Much of that gain came from an investment in an electric truck company, Nikola, that he learned about from a source rarely cited in Wall Street analyst research.
“A buddy of mine sent me a TikTok,” he says, referring to the social-media site known for spreading new songs and dance moves. “He was like, ‘Look at this thing.’
The lockdown, rise of social media influencers, meme fueled #YOLO mindset, and gamified app design funded by Silicon Valley heavyweights created the perfect storm. The US government mailed stimulus checks worth $1,200 to all individuals earning under $75,000 in March and April. A large portion of that has been funnelled into the stock market by millennials. Combine all the factors above and we end up with a bankrupt’s company share price rising stratospherically.
And then it gets weirder
In a move that can only be described as chutzpah, Hertz announced plans to raise $500 million by issuing fresh shares to investors.
Everyone’s reaction:
A company whose fair value was probably negative was going to issue new shares to retail investors hoping to cash in on the truly inexplicable bubble its shares were going through. It would use this fresh equity to settle the claims of its lenders. Classic robbing Peter to pay Paul.
In a turn of events that would seem too far fetched even an episode of Billions, Hertz issued the following warning in its prospectus
We are in the process of a reorganization under chapter 11 of title 11, or Chapter 11, of the United States Code, or Bankruptcy Code, which has caused and may continue to cause our common stock to decrease in value, or may render our common stock worthless
Typically when a company issues stock, it sells itself to potential investors by highlighting the positive and the strong future that beholds the company. Here was a company warning potential investors that its stock would most likely be worthless i.e. invest in us and end up with a junk piece of paper. As this investor put it on Twitter.
The stock market regulators eventually stepped in and this bizzaro offering was pulled a couple of days ago.

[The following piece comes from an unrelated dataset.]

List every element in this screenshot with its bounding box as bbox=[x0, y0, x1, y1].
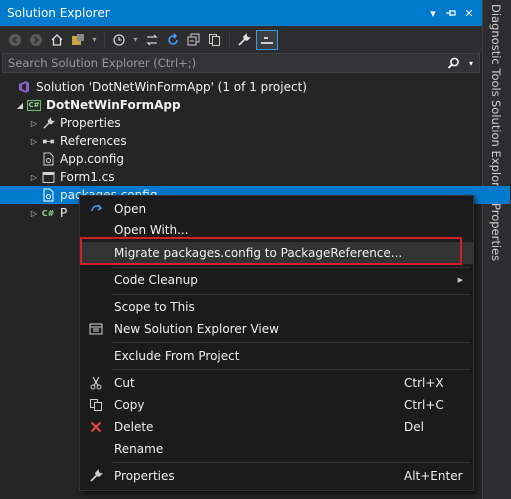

The Robinhood traders are still at it.
Yes, he is pulling letters from a scrabble bag to determine which stock to invest in.
It is all ridiculous fun and games until it is not.
In other news
A round-up of interesting things I came across this week.
COVID-19 has thrown objects that we commonly touch into sharp focus. Here is a short delightful history of one such object - door handles. They are underdesigned today compared to the flourishes that were witnessed in the 18th and 19th century.
Considered to be a COVID-19 casualty, AirBnB is instead witnessing a massive surge in bookings. Turns out those long-planned vacations are being replaced by impulsive road trips.
Internet is dramatically changing the lives of the world’s poorest for the better. Even those without smartphones.
Turns out, TV did not kill radio advertising. A deeper analysis might show that the internet is probably not responsible for falling newspaper advertisements.